I got to bring my kitten home today! I believe its a girl. I'm so happy and excited. She is so precious. I'm still trying to figure out a name for her. Any suggestions on an unisex or girl names. Here are a few photos of her.  dont know why the photos come out sideways on my phone?


----------



## 10cats2dogs (Jun 16, 2013)

Shutterbug, She is adorable! 
And because of coloration, I'm pretty sure, she's a she!!


----------



## Jetlaya67 (Sep 26, 2012)

She is such a beautiful baby! How old is she? As far as a name you may want to give her a few days and see what fits her personality.


----------



## TabbCatt (Mar 26, 2014)

Awww what a delight! A good friend of mine has one named Olive, but it's always _so_ hard getting pictures of her, especially when they are so young and active! Kudos to you for being able to do so despite it all! I love her facial markings, and her li'l pink nose despite her dark coloring!

Any particular characteristics about her that can help us with naming? She's gonna be well loved!

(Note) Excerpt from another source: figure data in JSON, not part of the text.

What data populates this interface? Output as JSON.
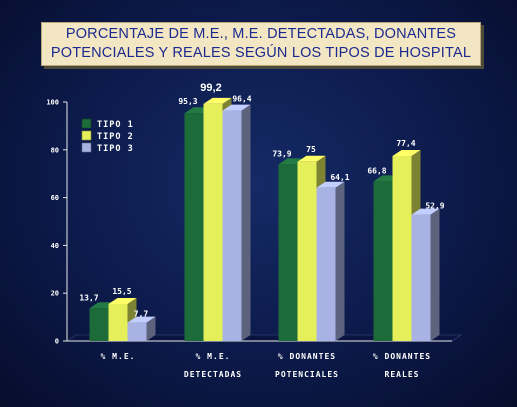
{
  "title": {
    "line1": "PORCENTAJE DE M.E., M.E. DETECTADAS, DONANTES",
    "line2": "POTENCIALES Y REALES SEGÚN LOS TIPOS DE HOSPITAL"
  },
  "chart_data": {
    "type": "bar",
    "title": "PORCENTAJE DE M.E., M.E. DETECTADAS, DONANTES POTENCIALES Y REALES SEGÚN LOS TIPOS DE HOSPITAL",
    "categories": [
      [
        "% M.E.",
        ""
      ],
      [
        "% M.E.",
        "DETECTADAS"
      ],
      [
        "% DONANTES",
        "POTENCIALES"
      ],
      [
        "% DONANTES",
        "REALES"
      ]
    ],
    "series": [
      {
        "name": "TIPO 1",
        "values": [
          13.7,
          95.3,
          73.9,
          66.8
        ],
        "labels": [
          "13,7",
          "95,3",
          "73,9",
          "66,8"
        ],
        "color": "#1e6b3a"
      },
      {
        "name": "TIPO 2",
        "values": [
          15.5,
          99.2,
          75,
          77.4
        ],
        "labels": [
          "15,5",
          "99,2",
          "75",
          "77,4"
        ],
        "color": "#e4ef5a"
      },
      {
        "name": "TIPO 3",
        "values": [
          7.7,
          96.4,
          64.1,
          52.9
        ],
        "labels": [
          "7,7",
          "96,4",
          "64,1",
          "52,9"
        ],
        "color": "#a9b3e3"
      }
    ],
    "yticks": [
      0,
      20,
      40,
      60,
      80,
      100
    ],
    "ylim": [
      0,
      100
    ],
    "legend_position": "top-left",
    "grid": false
  }
}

Here's a link for all kinds of names:Tortoiseshell Cat Names, Distinctive Names for Tortoiseshell Kittens, Page 1
And a bit about her coloring: Tortoiseshell Cat, Tortoiseshell Color Pattern Tortie Cat, Calico Cat 

Hope you let us know what the final decision is!


----------



## spirite (Jul 31, 2012)

Aaaah, look at that little face and those huge eyes! She looks absolutely tiny - how old is she?


----------



## Kaylarrrg (Jun 1, 2014)

Aww she looks like a little teddy bear, or a cub! So cute!


----------



## shutterbug0629 (May 28, 2014)

Thank you. She is such a delight. She is so playful too and super funny. She knows how to entertain herself too. She is 6 weeks

Sent from Petguide.com Free App


----------



## Arizona-Heat (Nov 14, 2013)

Looks like one of my kittens.[IMG][/IMG]

Sent from Petguide.com Free App


----------



## Arizona-Heat (Nov 14, 2013)

Argg

Sent from Petguide.com Free App


----------



## cat owner again (Dec 14, 2012)

I love the variety of colors and the sweet innocence. Congratulations and lots of loving years together.


----------



## BrittyBear (Feb 4, 2014)

Aweee she is sooo cute!!! xD

Sent from Petguide.com Free App


----------



## krazykatman (Jun 9, 2014)

What a cute kitty! What about Sophie. I like that name.


----------



## Jenny bf (Jul 13, 2013)

Ooh she is cute, congratulations on your new addition. I like Krazykatmans suggestion, she looks like a Sophie


----------